Der digital-terrestrische Hörfunk DAB+ hat in den vergangenen Jahren kräftig aufgeholt, obwohl die meisten Menschen Radio immer noch klassisch über UKW hören. Wir haben beide Systeme technisch miteinander verglichen. Ist eine mittelfristige UKW-Abschaltung möglich?
Vorteil: DAB+ ist Gleichwellen-tauglich
Aufgrund der physikalischen Gegebenheiten kann bei analogen terrestrischen UKW-Sendernetzen für eine flächendeckende Versorgung mit einem Radioprogramm dieselbe Frequenz nur in einem größeren – von der Topografie abhängigen – geografischen Abstand wieder verwendet werden. Somit ist es äußerst schwierig, überhaupt noch neue UKW-Frequenzen, etwa zur Schließung von Versorgungslücken, zu finden.
Radioempfang über DAB+
Foto: Michael Fuhr/teltarif.de
Die öffentlich-rechtlichen Rundfunkanstalten Deutschlands sahen sich daher bereits in den frühen 1980er-Jahren veranlasst – auch mit Blick auf die Störanfälligkeit beim mobilen UKW-Empfang – ein neues, digitales Übertragungssystem zu entwickeln. Zunächst war das der alte DAB-Hörfunk, der ab 2010 sukzessive durch das modernere DAB+ abgelöst wurde.

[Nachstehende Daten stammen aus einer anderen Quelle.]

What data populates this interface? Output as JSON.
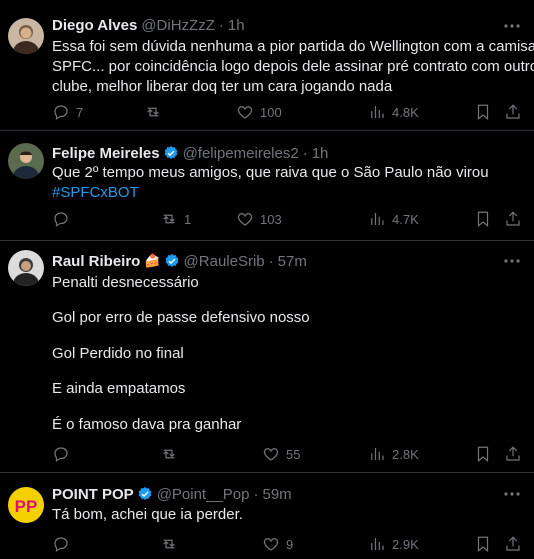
{
  "colors": {
    "background": "#000000",
    "text": "#e7e9ea",
    "muted": "#71767b",
    "link": "#1d9bf0",
    "divider": "#2f3336",
    "verified": "#1d9bf0"
  },
  "tweets": [
    {
      "name": "Diego Alves",
      "handle": "@DiHzZzZ",
      "time": "1h",
      "verified": false,
      "lines": [
        "Essa foi sem dúvida nenhuma a pior partida do Wellington com a camisa do",
        "SPFC... por coincidência logo depois dele assinar pré contrato com outro",
        "clube, melhor liberar doq ter um cara jogando nada"
      ],
      "replies": "7",
      "retweets": "",
      "likes": "100",
      "views": "4.8K"
    },
    {
      "name": "Felipe Meireles",
      "handle": "@felipemeireles2",
      "time": "1h",
      "verified": true,
      "lines": [
        "Que 2º tempo meus amigos, que raiva que o São Paulo não virou"
      ],
      "hashtag": "#SPFCxBOT",
      "replies": "",
      "retweets": "1",
      "likes": "103",
      "views": "4.7K"
    },
    {
      "name": "Raul Ribeiro",
      "emoji": "🍰",
      "handle": "@RauleSrib",
      "time": "57m",
      "verified": true,
      "paragraphs": [
        "Penalti desnecessário",
        "Gol por erro de passe defensivo nosso",
        "Gol Perdido no final",
        "E ainda empatamos",
        "É o famoso dava pra ganhar"
      ],
      "replies": "",
      "retweets": "",
      "likes": "55",
      "views": "2.8K"
    },
    {
      "name": "POINT POP",
      "handle": "@Point__Pop",
      "time": "59m",
      "verified": true,
      "lines": [
        "Tá bom, achei que ia perder."
      ],
      "replies": "",
      "retweets": "",
      "likes": "9",
      "views": "2.9K"
    }
  ],
  "icons": {
    "reply": "reply-icon",
    "retweet": "retweet-icon",
    "like": "heart-icon",
    "views": "views-icon",
    "bookmark": "bookmark-icon",
    "share": "share-icon",
    "more": "more-icon",
    "verified": "verified-badge-icon"
  }
}
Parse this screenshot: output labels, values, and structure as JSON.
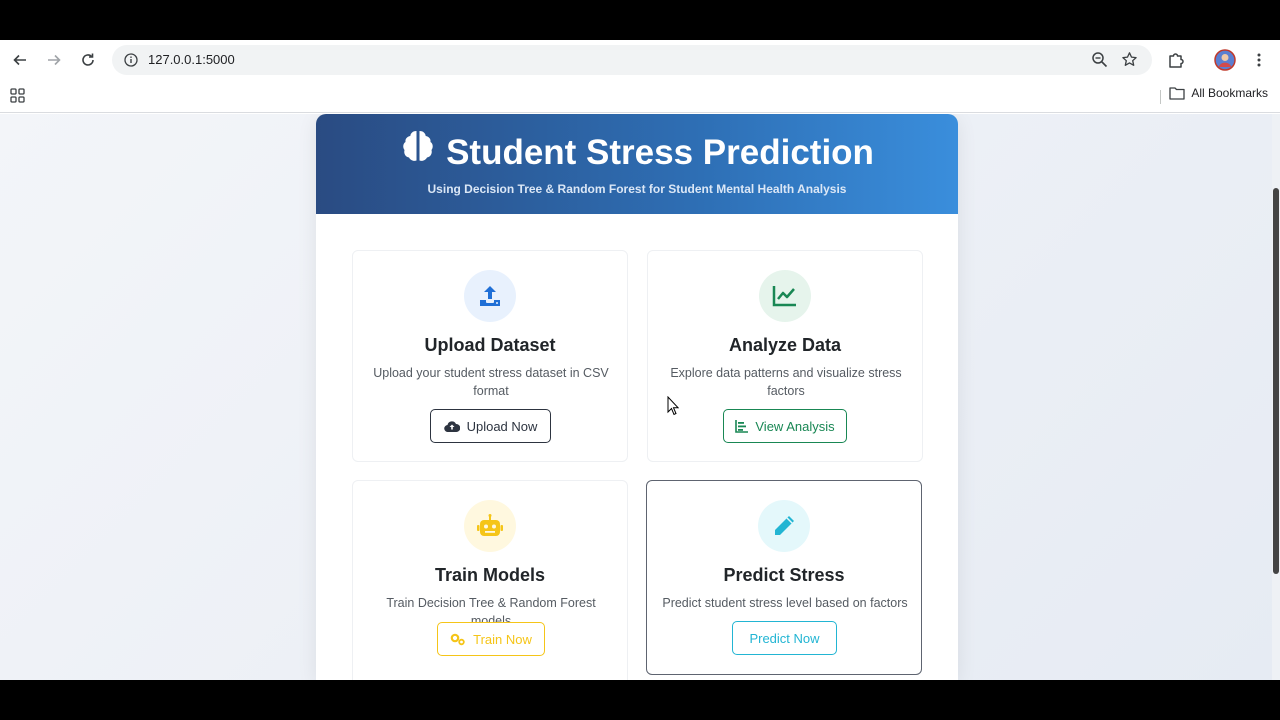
{
  "browser": {
    "url": "127.0.0.1:5000",
    "bookmarks_label": "All Bookmarks"
  },
  "page": {
    "title": "Student Stress Prediction",
    "subtitle": "Using Decision Tree & Random Forest for Student Mental Health Analysis"
  },
  "cards": [
    {
      "title": "Upload Dataset",
      "description": "Upload your student stress dataset in CSV format",
      "button_label": "Upload Now",
      "icon": "upload-icon",
      "accent": "#1f6fd6"
    },
    {
      "title": "Analyze Data",
      "description": "Explore data patterns and visualize stress factors",
      "button_label": "View Analysis",
      "icon": "chart-line-icon",
      "accent": "#198754"
    },
    {
      "title": "Train Models",
      "description": "Train Decision Tree & Random Forest models",
      "button_label": "Train Now",
      "icon": "robot-icon",
      "accent": "#f5c518"
    },
    {
      "title": "Predict Stress",
      "description": "Predict student stress level based on factors",
      "button_label": "Predict Now",
      "icon": "pen-icon",
      "accent": "#22b5d3"
    }
  ]
}
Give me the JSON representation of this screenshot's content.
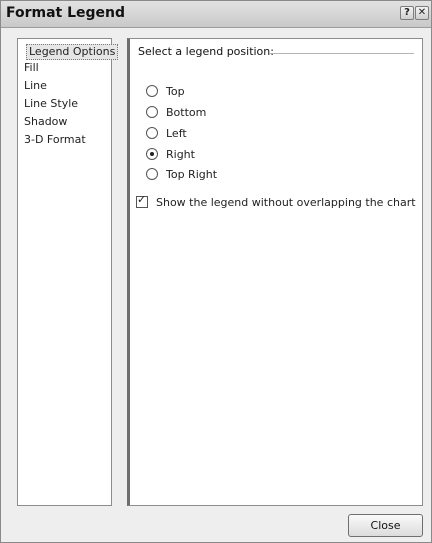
{
  "window": {
    "title": "Format Legend",
    "help_label": "?",
    "close_label": "✕"
  },
  "nav": {
    "items": [
      {
        "label": "Legend Options",
        "selected": true
      },
      {
        "label": "Fill",
        "selected": false
      },
      {
        "label": "Line",
        "selected": false
      },
      {
        "label": "Line Style",
        "selected": false
      },
      {
        "label": "Shadow",
        "selected": false
      },
      {
        "label": "3-D Format",
        "selected": false
      }
    ]
  },
  "legend_options": {
    "heading": "Select a legend position:",
    "positions": [
      {
        "label": "Top",
        "selected": false
      },
      {
        "label": "Bottom",
        "selected": false
      },
      {
        "label": "Left",
        "selected": false
      },
      {
        "label": "Right",
        "selected": true
      },
      {
        "label": "Top Right",
        "selected": false
      }
    ],
    "no_overlap_label": "Show the legend without overlapping the chart",
    "no_overlap_checked": true,
    "checkmark": "✓"
  },
  "footer": {
    "close_label": "Close"
  }
}
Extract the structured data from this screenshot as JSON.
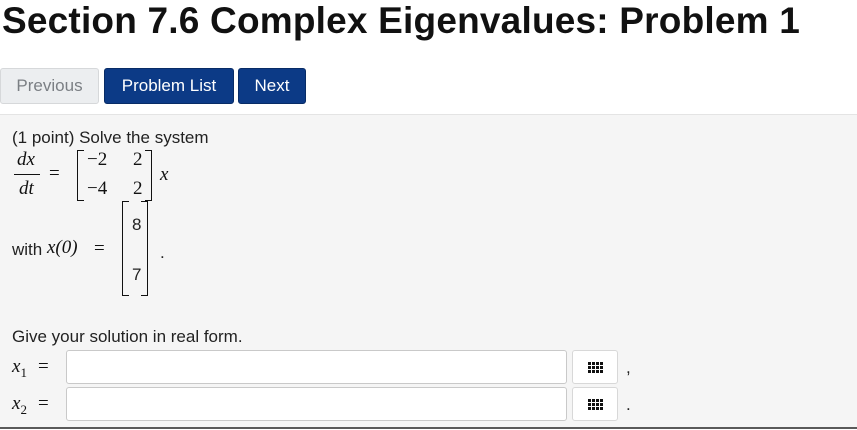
{
  "title": "Section 7.6 Complex Eigenvalues: Problem 1",
  "nav": {
    "previous": "Previous",
    "problem_list": "Problem List",
    "next": "Next"
  },
  "problem": {
    "intro": "(1 point) Solve the system",
    "lhs_num": "dx",
    "lhs_den": "dt",
    "equals": "=",
    "matrix": [
      [
        "−2",
        "2"
      ],
      [
        "−4",
        "2"
      ]
    ],
    "var": "x",
    "with_label": "with ",
    "initial_lhs": "x(0)",
    "initial_vector": [
      "8",
      "7"
    ],
    "period": ".",
    "instruction": "Give your solution in real form.",
    "answers": [
      {
        "label": "x",
        "sub": "1",
        "eq": "=",
        "value": "",
        "trail": ","
      },
      {
        "label": "x",
        "sub": "2",
        "eq": "=",
        "value": "",
        "trail": "."
      }
    ]
  }
}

DAB+ bietet Features, die man vom UKW-Hörfunk nicht kennt, beispielsweise die Kompression des Tonsignals, was den digital-terrestrischen Hörfunk in die Lage versetzt, auch noch bei niedrigeren Bitraten hochwertige Soundqualität zu bieten. Radioveranstalter können die Qualität der Übertragung selbst wählen. Je höher die Datenrate, umso besser der Klang.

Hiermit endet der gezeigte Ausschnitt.